Seit fünf Jahren ist Krastings Zeitreisen-Agentur bei der Berlinale dabei. Auf jeder Berlinale orientiert sich die Tour am Programm der Filmfestspiele. Das ist nicht schwer, auf die eine oder andere Weise spielt Berlin immer mit. Im letzten Jahr waren es George Clooneys “Monuments Men”. In diesem Jahr hat der Organisator der offiziellen Berlinale-Tour den Schwerpunkt auf die Berlin-Filme von Wim Wenders gelegt. “Von der Berlinale bekommt er einen Ehrenbären, von uns eine Ehrentour”, erklärt Krasting. Als Historiker hat er sich über die Chance, diese Tour zu gestalten, besonders gefreut.
“Die Filme sind ein Geschenk an die Stadt”, sagt Krasting über den “Himmel über Berlin”, aus dem die Eingangsszene stammt, und dessen Fortsetzung “In weiter Ferne, so nah!” Die Siegessäule, der Potsdamer Platz, die Berliner Mauer, die Hackeschen Höfe – diese Drehorte wird er den Besuchern seiner Tour heute vorstellen. Auf den Bildschirmen im Bus spielt er dann die Szenen aus dem Film vor. Lou Reed erscheint, Peter Falk, Horst Buchholz.
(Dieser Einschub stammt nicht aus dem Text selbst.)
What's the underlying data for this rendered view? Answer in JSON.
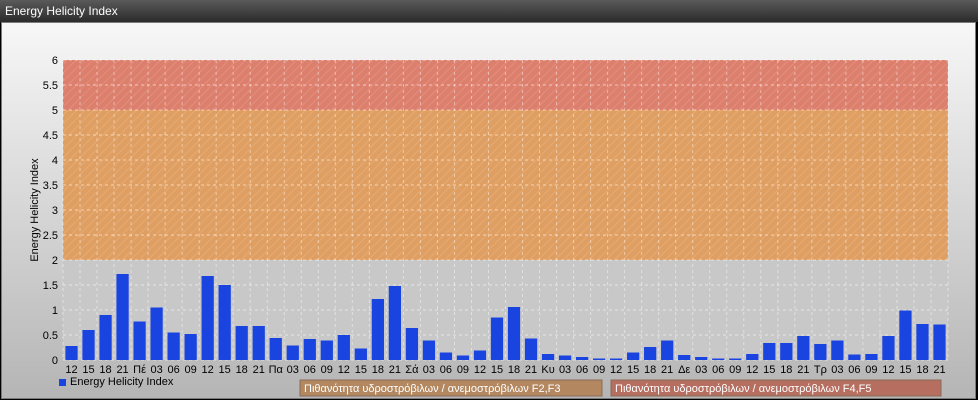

An der Siegessäule zum Beispiel, da sieht man im “Himmel über Berlin” Otto Sander auf der Schulter des Goldenen Engels stehen. Ein Stuntman ersetzte den Schauspieler. Aber den Sprung aus der Höhe, den musste Sander dann schon selbst auf der grünen Wiese darstellen. “Man sieht seinem Gesicht an, wie wenig ihm das gefällt”, erzählt Krasting. Sander sei so ängstlich gewesen, dass es ihm schließlich sogar gelungen wäre, in die einzige Lücke zwischen den für ihn aufgestellten Sprungmatten zu fallen und sich den Fuß zu verstauchen.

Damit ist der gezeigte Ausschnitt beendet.